RE: WCAG and "undue hardship"

There are several issues arising here:

1. What is the baseline capability that we are aiming at?

This has been identified by the group already as something taht needs to be
specified in a revision of the guidelines.

2. Should the guidelines be written based on what is "reasonable effort"

This has been discussed before, over the last couple of years. I would
suggest that the status quo - that the checkpoints are described in terms of
user needs, rather than what is seen as relatively feasible, since that
changes extremely rapidly, and depends on where you start - one man's
impossible is another woman's product, or so I have seen it happen.

3. Should we be writing guidelines to be used in a legal setting?
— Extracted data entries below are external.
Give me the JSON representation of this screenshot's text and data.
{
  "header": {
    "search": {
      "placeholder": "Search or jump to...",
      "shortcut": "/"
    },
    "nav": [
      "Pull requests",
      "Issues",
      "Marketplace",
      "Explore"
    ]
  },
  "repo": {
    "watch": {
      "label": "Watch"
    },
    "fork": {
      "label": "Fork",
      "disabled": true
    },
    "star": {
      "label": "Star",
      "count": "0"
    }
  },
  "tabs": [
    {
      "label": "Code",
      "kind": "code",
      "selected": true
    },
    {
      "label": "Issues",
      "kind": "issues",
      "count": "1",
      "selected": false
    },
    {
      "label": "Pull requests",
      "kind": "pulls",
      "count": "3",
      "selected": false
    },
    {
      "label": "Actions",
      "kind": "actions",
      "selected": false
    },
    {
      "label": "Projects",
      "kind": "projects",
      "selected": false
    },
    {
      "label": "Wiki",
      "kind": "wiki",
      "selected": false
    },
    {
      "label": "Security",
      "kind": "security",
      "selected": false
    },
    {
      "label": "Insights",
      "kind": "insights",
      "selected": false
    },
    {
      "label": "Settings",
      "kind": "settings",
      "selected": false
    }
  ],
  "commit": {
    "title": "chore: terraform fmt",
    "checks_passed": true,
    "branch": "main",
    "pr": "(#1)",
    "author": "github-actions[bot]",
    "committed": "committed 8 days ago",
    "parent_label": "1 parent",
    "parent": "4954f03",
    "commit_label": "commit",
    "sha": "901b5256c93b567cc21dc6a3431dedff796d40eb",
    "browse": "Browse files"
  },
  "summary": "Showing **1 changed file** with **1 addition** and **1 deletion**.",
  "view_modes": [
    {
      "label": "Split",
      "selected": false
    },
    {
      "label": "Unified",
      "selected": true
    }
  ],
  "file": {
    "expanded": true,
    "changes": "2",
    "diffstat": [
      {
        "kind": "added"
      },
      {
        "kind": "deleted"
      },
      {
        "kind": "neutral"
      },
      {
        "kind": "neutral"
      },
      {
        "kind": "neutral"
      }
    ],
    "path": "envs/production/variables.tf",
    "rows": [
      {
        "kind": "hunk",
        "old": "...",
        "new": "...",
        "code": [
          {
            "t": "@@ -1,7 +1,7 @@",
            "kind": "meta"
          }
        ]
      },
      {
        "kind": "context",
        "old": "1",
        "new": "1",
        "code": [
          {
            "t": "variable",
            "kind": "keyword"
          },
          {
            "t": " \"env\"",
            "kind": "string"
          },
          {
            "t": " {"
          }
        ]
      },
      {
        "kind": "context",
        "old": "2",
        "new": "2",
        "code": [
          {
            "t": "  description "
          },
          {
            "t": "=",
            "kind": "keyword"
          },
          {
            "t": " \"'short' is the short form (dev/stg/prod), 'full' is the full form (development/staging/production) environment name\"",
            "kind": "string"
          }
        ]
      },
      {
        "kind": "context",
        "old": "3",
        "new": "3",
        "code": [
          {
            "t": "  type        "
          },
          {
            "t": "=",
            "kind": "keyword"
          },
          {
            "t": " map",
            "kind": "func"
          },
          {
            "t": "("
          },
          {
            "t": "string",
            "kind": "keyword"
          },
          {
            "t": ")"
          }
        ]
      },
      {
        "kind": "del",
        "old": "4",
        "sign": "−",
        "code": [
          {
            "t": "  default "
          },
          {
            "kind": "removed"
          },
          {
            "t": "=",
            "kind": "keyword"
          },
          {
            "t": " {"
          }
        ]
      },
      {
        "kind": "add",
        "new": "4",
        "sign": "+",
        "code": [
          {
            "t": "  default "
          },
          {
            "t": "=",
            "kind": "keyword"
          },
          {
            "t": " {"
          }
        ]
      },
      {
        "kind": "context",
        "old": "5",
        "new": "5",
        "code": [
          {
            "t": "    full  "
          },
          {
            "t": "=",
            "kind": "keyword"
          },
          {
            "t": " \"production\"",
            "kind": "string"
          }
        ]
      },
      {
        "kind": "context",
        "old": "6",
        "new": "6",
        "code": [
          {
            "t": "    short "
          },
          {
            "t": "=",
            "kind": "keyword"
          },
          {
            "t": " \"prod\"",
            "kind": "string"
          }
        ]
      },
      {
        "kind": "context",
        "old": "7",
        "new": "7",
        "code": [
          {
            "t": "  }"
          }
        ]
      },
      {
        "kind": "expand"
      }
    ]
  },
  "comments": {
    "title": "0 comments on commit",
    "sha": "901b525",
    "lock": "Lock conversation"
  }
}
Any W3C specification has to meet a standard of being interpretable,
implementable, and leading to the interoperability of the web. It has to
acheive consensus in the w3c process. However, it is not issued by a
government. It should be appropriate as a basis for a government to use as a
description of what will make content accessible, but decisions about what is
undue burden vary from place to place and situation to situation. I would be
extremely unhappy if the levels applied in the USA were used by us in such a
way that the Australian government (which sets higher standards in some
areas) ended up having a lower standard, or vice versa.


just my personal thoughts

Charles McCN

On Tue, 30 May 2000, Greg Gay wrote:

  Jason
  
  Jason White wrote:
  
  > The concept of undue hardship is relevant in the courtroom (or in a
  > tribunal hearing), but not in the guidelines.
  
  I have to disagree. The WCAG is currently being used widely to judge
  accessiblity and guide the development of web accessiblity legislation
  in
  Canada, the US, and Australia ( and probably elsewhere).. It is only a
  matter
  of time before the WCAG is used in an accessibility related litigation.
[snip}  
  > I agree with an earlier observation from Charles that we do need to
  > establish the minimal requirements that can be expected of a user
  agent
  > for purposes of the guidelines, and these are likely to be rather
  limited.
  > XHTML Basic, now available as a public working draft, provides
  interesting
  > insight into what are thought to be the minimal capabilities of user
  > agents, including emerging mobile devices, and can obviously serve as
  a
  > starting point for further discussion.
  
  Accessibility with regard to disability, and accessiblity with regard to
  user
  agents are two different issues which need to be distinguished when
  referring
  to notions such as undue hardship. Laws have been put in place to ensure
  that
  people with disabilities are not excluded. There will be no such laws
  put in
  place to ensure that web content is accessible to a person accessing it
  through their cellular phone. User agent accessiblity will be design
  decision.
  Yes, the two are not mutually exclusive.